The tribe's first encounter with the invaders happened when they met the Spaniards and the Europeans. These whites soon pushed westward and so they did not directly affect the lives of the Comanche Tribe of Oklahoma. However, several other proceedings tainted the lives of the tribesmen. These events were the Treaty of Medicine Lodge signed in 1867 that promised protection from the hunters, the Battle of the Adobe Walls in 1874 where the Indians were defeated by the hunters, the Jerome Agreement signed in 1891 that allotted every individual 160 acres of land in trust as well as a number of Oklahoma land openings.
The Treaty of Medicine’s benefit for the Indians required something in return.
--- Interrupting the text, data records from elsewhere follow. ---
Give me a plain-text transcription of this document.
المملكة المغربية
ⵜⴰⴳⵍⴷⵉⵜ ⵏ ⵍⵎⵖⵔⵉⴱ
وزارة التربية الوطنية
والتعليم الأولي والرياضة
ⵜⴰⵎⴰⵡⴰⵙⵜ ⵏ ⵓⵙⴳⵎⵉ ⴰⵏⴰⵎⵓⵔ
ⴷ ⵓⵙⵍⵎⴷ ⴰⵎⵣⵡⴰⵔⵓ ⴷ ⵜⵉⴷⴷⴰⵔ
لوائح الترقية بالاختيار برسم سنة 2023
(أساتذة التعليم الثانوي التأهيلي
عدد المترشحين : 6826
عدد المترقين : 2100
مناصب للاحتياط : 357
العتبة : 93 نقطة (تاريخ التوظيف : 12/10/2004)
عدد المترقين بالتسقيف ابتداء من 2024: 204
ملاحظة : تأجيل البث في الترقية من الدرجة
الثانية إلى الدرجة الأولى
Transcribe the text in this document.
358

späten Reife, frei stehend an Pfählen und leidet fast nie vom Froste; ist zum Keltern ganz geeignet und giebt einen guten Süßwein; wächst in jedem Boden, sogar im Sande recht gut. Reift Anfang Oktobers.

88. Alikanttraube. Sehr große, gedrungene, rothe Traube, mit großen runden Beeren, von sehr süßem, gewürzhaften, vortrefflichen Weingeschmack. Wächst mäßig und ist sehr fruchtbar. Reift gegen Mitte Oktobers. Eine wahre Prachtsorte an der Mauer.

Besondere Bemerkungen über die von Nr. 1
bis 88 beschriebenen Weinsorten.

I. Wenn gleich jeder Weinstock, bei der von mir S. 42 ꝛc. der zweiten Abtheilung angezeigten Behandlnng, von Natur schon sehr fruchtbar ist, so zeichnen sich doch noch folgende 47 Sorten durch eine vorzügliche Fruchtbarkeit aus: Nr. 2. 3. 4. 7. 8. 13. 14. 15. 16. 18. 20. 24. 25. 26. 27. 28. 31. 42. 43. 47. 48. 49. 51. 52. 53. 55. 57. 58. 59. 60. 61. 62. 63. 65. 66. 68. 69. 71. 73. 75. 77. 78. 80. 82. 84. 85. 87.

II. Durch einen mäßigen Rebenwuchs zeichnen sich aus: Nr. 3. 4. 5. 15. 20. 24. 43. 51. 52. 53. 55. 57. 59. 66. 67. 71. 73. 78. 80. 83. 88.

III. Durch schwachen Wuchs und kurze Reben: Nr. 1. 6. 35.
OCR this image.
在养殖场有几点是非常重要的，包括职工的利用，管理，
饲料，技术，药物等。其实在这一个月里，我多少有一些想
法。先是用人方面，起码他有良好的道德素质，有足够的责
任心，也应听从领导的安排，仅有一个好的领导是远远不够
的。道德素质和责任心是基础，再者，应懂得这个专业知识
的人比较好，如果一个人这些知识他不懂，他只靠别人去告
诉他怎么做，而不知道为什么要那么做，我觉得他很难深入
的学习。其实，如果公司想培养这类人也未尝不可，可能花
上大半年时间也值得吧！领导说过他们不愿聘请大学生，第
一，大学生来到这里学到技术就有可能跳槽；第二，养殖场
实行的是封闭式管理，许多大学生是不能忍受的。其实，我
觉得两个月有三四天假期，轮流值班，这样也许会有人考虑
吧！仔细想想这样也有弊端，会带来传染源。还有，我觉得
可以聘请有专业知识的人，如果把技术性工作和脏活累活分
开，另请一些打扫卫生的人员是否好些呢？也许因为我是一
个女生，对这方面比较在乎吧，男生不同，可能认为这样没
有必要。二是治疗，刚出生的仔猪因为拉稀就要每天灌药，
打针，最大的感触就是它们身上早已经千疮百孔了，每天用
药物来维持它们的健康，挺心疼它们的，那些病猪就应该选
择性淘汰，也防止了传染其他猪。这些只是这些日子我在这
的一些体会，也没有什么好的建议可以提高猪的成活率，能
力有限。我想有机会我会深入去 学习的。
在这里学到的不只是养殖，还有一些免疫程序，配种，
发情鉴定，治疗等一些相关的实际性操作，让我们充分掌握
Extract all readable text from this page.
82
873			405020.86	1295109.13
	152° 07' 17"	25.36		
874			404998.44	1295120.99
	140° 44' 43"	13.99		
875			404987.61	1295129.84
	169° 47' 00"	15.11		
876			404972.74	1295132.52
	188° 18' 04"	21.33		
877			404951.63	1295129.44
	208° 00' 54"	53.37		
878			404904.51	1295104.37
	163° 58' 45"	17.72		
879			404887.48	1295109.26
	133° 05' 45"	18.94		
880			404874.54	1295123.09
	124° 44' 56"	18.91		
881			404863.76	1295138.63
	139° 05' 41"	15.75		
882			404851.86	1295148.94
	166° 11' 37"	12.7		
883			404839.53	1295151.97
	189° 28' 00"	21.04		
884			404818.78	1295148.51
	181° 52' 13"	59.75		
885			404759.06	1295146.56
The tribes will gain protection from the hunters, schools, churches and annuities will be built but the tribe, in return, will allow the government to build railroads and will agree to live in a reservation area. Because of this, the Comanche Tribe lived in the reservation area since 1869. The Battle of Adobe Walls signaled the loss of the buffaloes as well as the aboriginal way of life for the Comanches. The Jerome Agreement led to the nomadic life of the Comanches to be turned into life in the farms and ranches after being paid $1.25 per acre. It was in June 5, 1901 when all the allotments were successfully handed to the Indians.
Today, there are nearly 13,679 members of the Comanche Tribe. 6,000 members of this tribe are settled in the Lawton-Ft. Sill area located in the Southwestern part of Oklahoma.

The tribe operates the Comanche Nation Complex which has about sixty employees. They also own the Comanche Nation Casino, Comanche Red River Casino, Comanche Spur Casino, Comanche Star Casino and Comanche Nature Water-Park.